International Men’s Day is celebrated around the world on November 19, to include and honor all men who are not fathers.
Big business has succeeded in commercializing most holidays, but that doesn’t mean we have to let it control how we spend Father’s Day or any other holiday.
Looking at these dates was a real wake up call for me. I only had eight Father’s Days with my dad and only two that were official holidays before he died. I don’t remember celebrating the awesomeness of my father as something that started a few months before I entered first grade. He was and will always be my hero.
My dad was a hard-working humble man who was happy to receive socks, underwear, after shave, or a bottle of Canadian Club Whisky for birthdays or Christmas. He never wanted a fuss, but my mom always made him a nice dinner and a pineapple upside down cake on Father’s Day.

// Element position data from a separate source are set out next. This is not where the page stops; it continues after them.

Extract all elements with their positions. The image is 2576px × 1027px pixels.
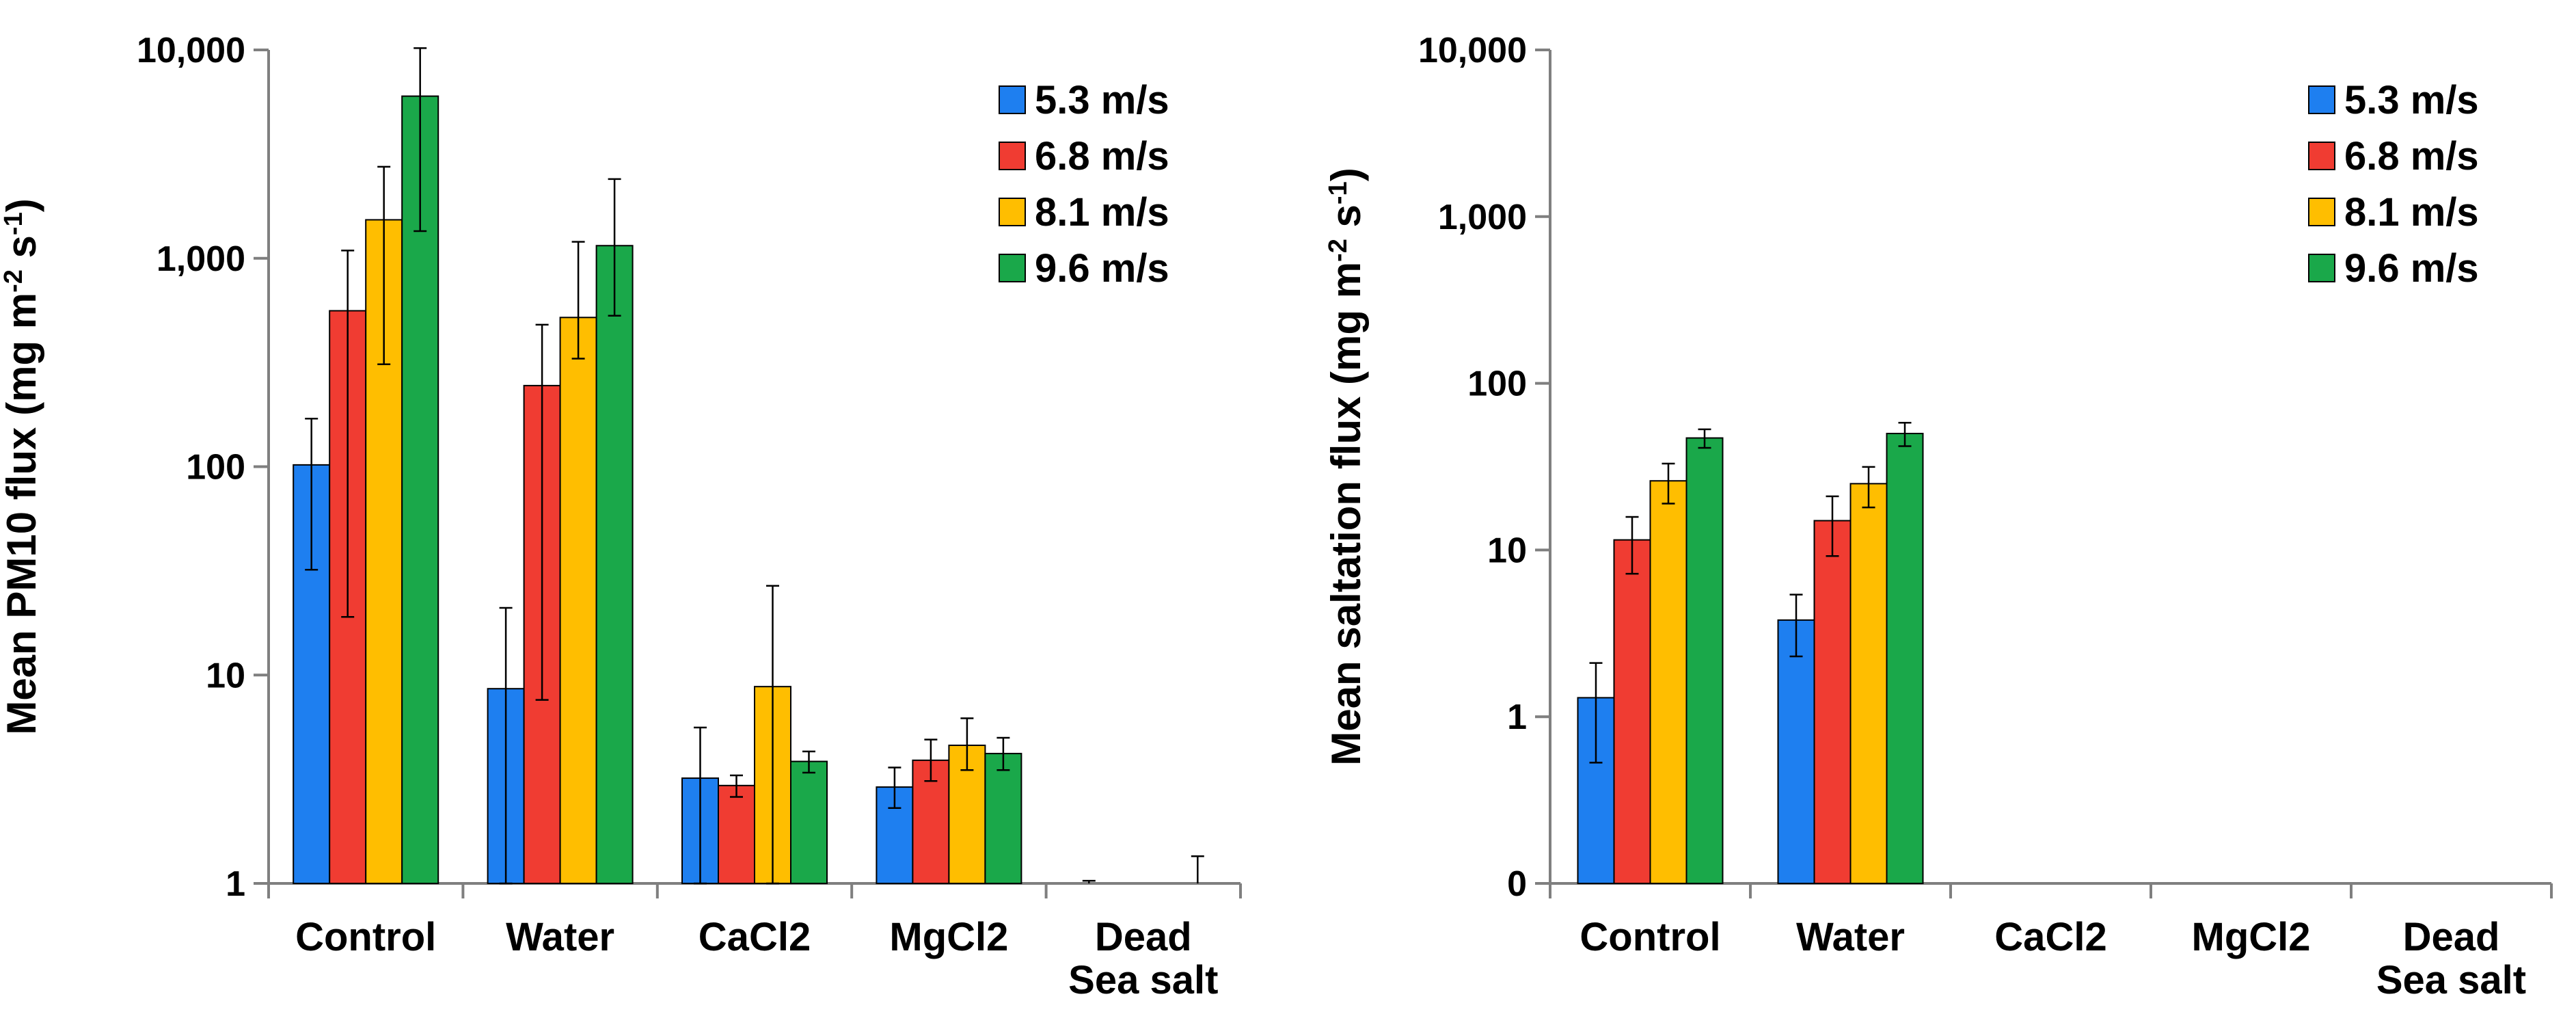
y-tick-label: 100 [1467, 364, 1527, 404]
y-tick-label: 0 [1507, 864, 1527, 904]
x-category-label: MgCl2 [2192, 915, 2311, 959]
saltation-flux-chart: 0 1 10 100 1,000 10,000 Control Water CaCl2 MgCl2… [1323, 31, 2553, 1002]
bar [1813, 520, 1852, 884]
bar [984, 753, 1022, 885]
x-category-label: Dead [2403, 915, 2500, 959]
bar [718, 784, 755, 885]
x-category-label: Water [506, 915, 614, 959]
bar [1685, 437, 1724, 884]
legend-label: 5.3 m/s [2344, 78, 2479, 122]
bar [1849, 483, 1888, 884]
legend-label: 8.1 m/s [1035, 190, 1169, 235]
bar [1886, 432, 1924, 884]
bar [1777, 619, 1815, 884]
x-category-label: CaCl2 [699, 915, 811, 959]
legend-label: 6.8 m/s [2344, 134, 2479, 178]
x-category-label: MgCl2 [889, 915, 1008, 959]
x-category-label: Control [1580, 915, 1720, 959]
bar [1613, 539, 1651, 884]
y-tick-label: 1,000 [1438, 198, 1527, 237]
bar [1649, 480, 1687, 884]
legend-swatch [999, 254, 1026, 282]
y-tick-label: 100 [186, 448, 245, 488]
legend-swatch [999, 198, 1026, 226]
legend-label: 9.6 m/s [1035, 246, 1169, 291]
y-tick-label: 1,000 [157, 239, 245, 279]
y-tick-label: 10 [206, 656, 245, 695]
legend-swatch [2308, 198, 2335, 226]
x-category-label: CaCl2 [1994, 915, 2106, 959]
legend-swatch [999, 142, 1026, 170]
x-category-label: Water [1796, 915, 1905, 959]
x-category-label: Control [295, 915, 436, 959]
x-category-label: Sea salt [1068, 958, 1218, 1002]
pm10-flux-chart: 1 10 100 1,000 10,000 Control Water CaCl2 MgCl2 D… [0, 31, 1242, 1002]
bar [790, 760, 828, 884]
legend-swatch [999, 85, 1026, 114]
bar [365, 219, 403, 885]
bar [595, 245, 634, 884]
legend-label: 6.8 m/s [1035, 134, 1169, 178]
legend-label: 8.1 m/s [2344, 190, 2479, 235]
y-tick-label: 10 [1487, 531, 1527, 570]
legend-label: 9.6 m/s [2344, 246, 2479, 291]
x-category-label: Sea salt [2376, 958, 2526, 1002]
y-tick-label: 1 [226, 864, 245, 904]
legend-swatch [2308, 85, 2335, 114]
y-tick-label: 1 [1507, 697, 1527, 737]
bar [559, 317, 597, 884]
legend-label: 5.3 m/s [1035, 78, 1169, 122]
legend-swatch [2308, 142, 2335, 170]
legend-swatch [2308, 254, 2335, 282]
x-category-label: Dead [1095, 915, 1192, 959]
y-tick-label: 10,000 [1418, 31, 1527, 70]
y-tick-label: 10,000 [137, 31, 245, 70]
y-axis-title: Mean saltation flux (mg m-2 s-1) [1323, 168, 1369, 765]
y-axis-title: Mean PM10 flux (mg m-2 s-1) [0, 198, 44, 734]
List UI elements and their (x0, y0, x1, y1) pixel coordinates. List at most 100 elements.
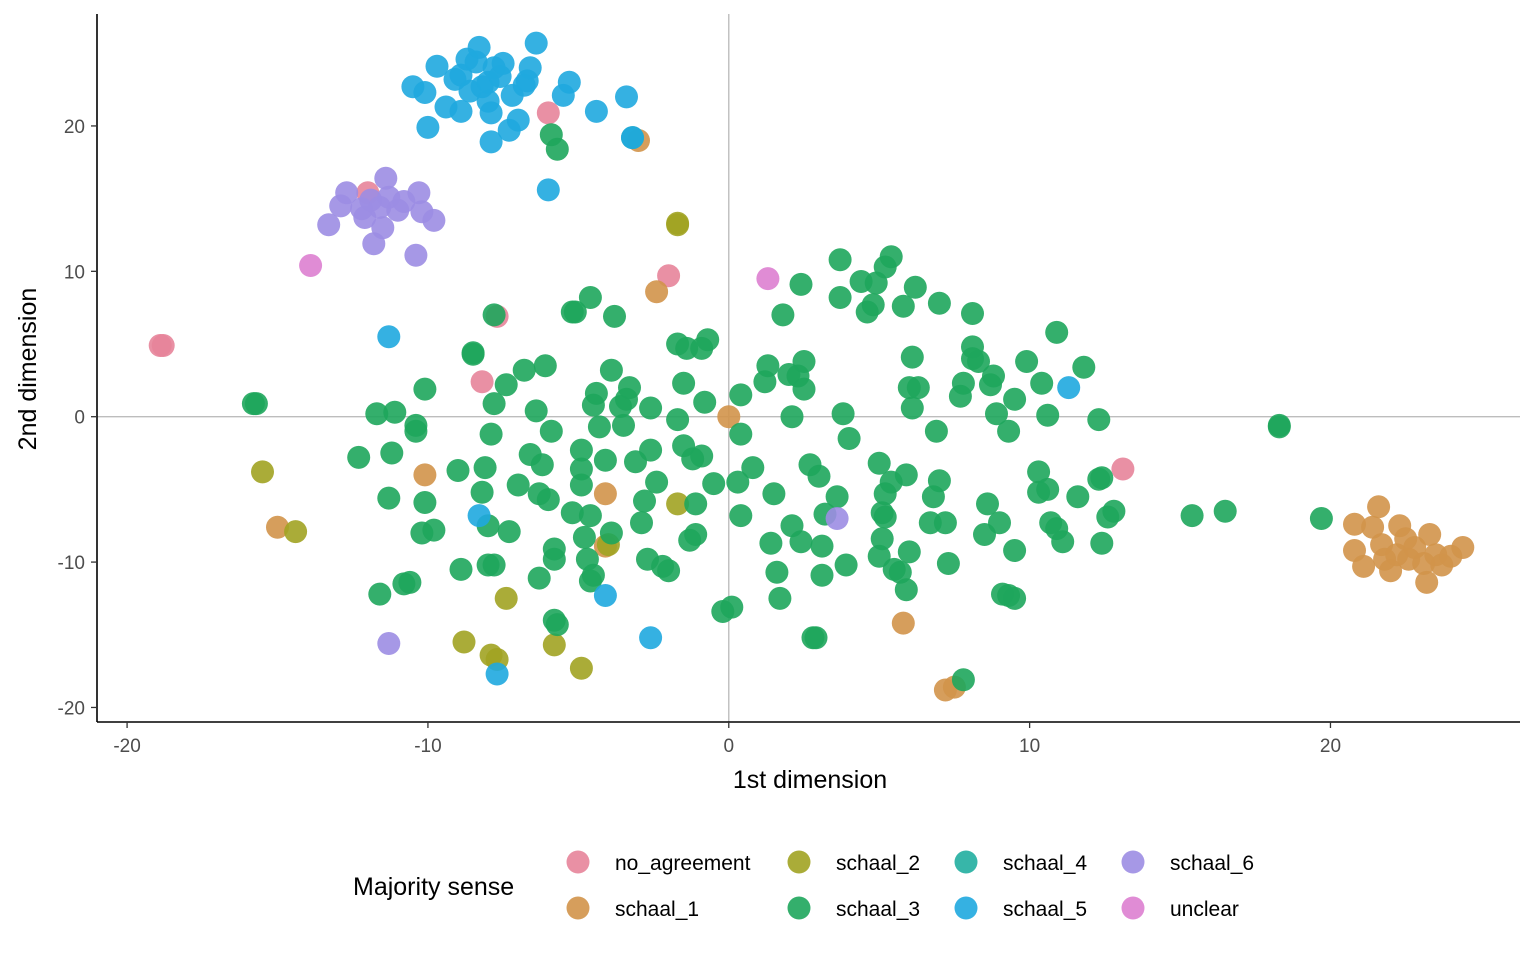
series-unclear (299, 254, 780, 291)
data-point-schaal_3 (533, 354, 557, 378)
data-point-schaal_3 (741, 456, 765, 480)
data-point-schaal_3 (1087, 408, 1111, 432)
data-point-schaal_3 (961, 302, 984, 325)
y-axis-ticks: -20 -10 0 10 20 (58, 117, 97, 719)
legend-title: Majority sense (353, 873, 514, 901)
data-point-schaal_3 (891, 294, 915, 318)
data-point-schaal_3 (545, 613, 569, 637)
data-point-schaal_3 (482, 553, 506, 577)
data-point-schaal_3 (404, 419, 428, 443)
legend: Majority sense no_agreement schaal_1 schaa… (353, 850, 1254, 921)
data-point-schaal_1 (1343, 512, 1366, 536)
data-point-schaal_3 (398, 570, 422, 594)
data-point-schaal_5 (491, 51, 515, 75)
data-point-schaal_3 (1003, 387, 1027, 411)
x-tick-label: -20 (113, 736, 140, 757)
data-point-schaal_3 (587, 415, 611, 439)
data-point-schaal_3 (630, 511, 653, 535)
series-schaal_2 (251, 211, 690, 680)
legend-entry: schaal_6 (1121, 850, 1254, 875)
data-point-schaal_3 (906, 376, 930, 400)
legend-entry: no_agreement (566, 850, 751, 875)
legend-label: schaal_4 (1003, 852, 1087, 875)
legend-key (1121, 850, 1145, 874)
data-point-schaal_3 (831, 402, 855, 426)
data-point-schaal_3 (1090, 531, 1114, 555)
data-point-schaal_6 (335, 181, 359, 205)
legend-key (1121, 896, 1145, 920)
data-point-schaal_3 (951, 371, 975, 395)
data-point-schaal_3 (618, 376, 641, 400)
data-point-schaal_3 (1036, 477, 1060, 501)
data-point-schaal_3 (861, 293, 885, 317)
legend-label: unclear (1170, 898, 1239, 921)
data-point-schaal_5 (449, 99, 473, 123)
data-point-schaal_3 (380, 441, 404, 465)
data-point-schaal_3 (497, 520, 521, 544)
data-point-schaal_1 (1361, 515, 1385, 539)
legend-key (566, 850, 590, 874)
data-point-schaal_3 (690, 444, 714, 468)
data-point-schaal_5 (615, 85, 638, 109)
data-point-schaal_3 (563, 300, 587, 324)
series-schaal_6 (317, 166, 849, 655)
data-point-schaal_2 (666, 492, 690, 516)
y-tick-label: 10 (64, 262, 85, 283)
legend-label: schaal_5 (1003, 898, 1087, 921)
data-point-schaal_3 (693, 390, 717, 414)
data-point-schaal_5 (467, 504, 491, 528)
data-point-schaal_5 (639, 626, 663, 650)
series-no_agreement (148, 101, 1135, 481)
data-point-schaal_1 (266, 515, 289, 539)
data-point-schaal_2 (452, 630, 476, 654)
series-schaal_1 (266, 129, 1475, 702)
data-point-schaal_3 (726, 470, 750, 494)
data-point-schaal_3 (936, 552, 960, 575)
data-point-schaal_3 (696, 328, 720, 352)
x-axis-title: 1st dimension (733, 766, 887, 794)
data-point-schaal_3 (536, 488, 560, 512)
data-point-schaal_3 (789, 530, 813, 554)
y-tick-label: -20 (58, 698, 85, 719)
data-point-no_agreement (148, 334, 172, 357)
data-point-no_agreement (536, 101, 560, 125)
data-point-schaal_3 (578, 286, 602, 309)
data-point-schaal_3 (539, 419, 563, 443)
data-point-schaal_5 (1057, 376, 1081, 400)
data-point-schaal_3 (867, 544, 891, 568)
data-point-schaal_5 (416, 115, 440, 139)
data-point-schaal_3 (599, 521, 623, 545)
data-point-schaal_5 (485, 662, 509, 686)
data-point-no_agreement (1111, 457, 1135, 481)
data-point-unclear (299, 254, 323, 277)
data-point-schaal_3 (807, 464, 831, 488)
data-point-schaal_6 (422, 208, 446, 232)
data-point-schaal_3 (1036, 403, 1060, 427)
data-point-schaal_3 (368, 582, 392, 606)
data-point-schaal_3 (988, 511, 1011, 535)
data-point-schaal_3 (581, 563, 605, 587)
y-axis-title: 2nd dimension (14, 288, 42, 451)
data-point-schaal_2 (494, 586, 518, 610)
data-point-schaal_3 (684, 523, 708, 546)
data-point-schaal_3 (684, 492, 708, 516)
data-point-schaal_6 (825, 507, 849, 530)
data-point-schaal_3 (593, 448, 617, 472)
data-point-schaal_3 (666, 408, 690, 432)
data-point-schaal_3 (527, 566, 551, 590)
y-tick-label: -10 (58, 553, 85, 574)
data-point-schaal_3 (645, 470, 669, 494)
data-point-schaal_1 (413, 463, 437, 487)
data-point-schaal_3 (1213, 499, 1237, 523)
data-point-schaal_3 (1072, 355, 1096, 379)
data-point-schaal_3 (834, 553, 858, 577)
data-point-schaal_5 (467, 35, 491, 59)
data-point-schaal_3 (894, 463, 918, 487)
data-point-schaal_3 (888, 560, 912, 584)
data-point-schaal_3 (639, 396, 663, 420)
data-point-schaal_3 (756, 354, 780, 378)
data-point-schaal_3 (702, 472, 726, 496)
data-point-schaal_3 (545, 137, 569, 161)
data-point-schaal_3 (982, 364, 1005, 388)
data-point-schaal_1 (891, 611, 915, 635)
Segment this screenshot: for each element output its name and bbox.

Most of the time us kids made him homemade cards and gifts while she bought him something from all of us.
Father’s Day usually involved a day of fishing, my dad’s favorite hobby. Looking back, I probably didn’t appreciate those days enough because I didn’t realize they could suddenly come to an end, but they can. Trust me when I tell you taking flowers to a cemetery is a poor substitute for being able to hug him and hear his voice.
I was fortunate to have had a wonderful father-in-law for two years (six if you count the years before he was officially an in-law). I had over thirty years with an incredible stepfather. I definitely didn’t appreciate these men enough.
When I became a parent, I relied on the lessons these three remarkable men taught me just as much as the lessons I learned from my mom. mother-in-law, and grandmothers, because being a good parent isn’t gender specific or genetic.
On this Father’s Day and everyone you get to share, celebrate as if it might be your last opportunity to thank your dad(s) or the people who fill that role for everything they do to make life better.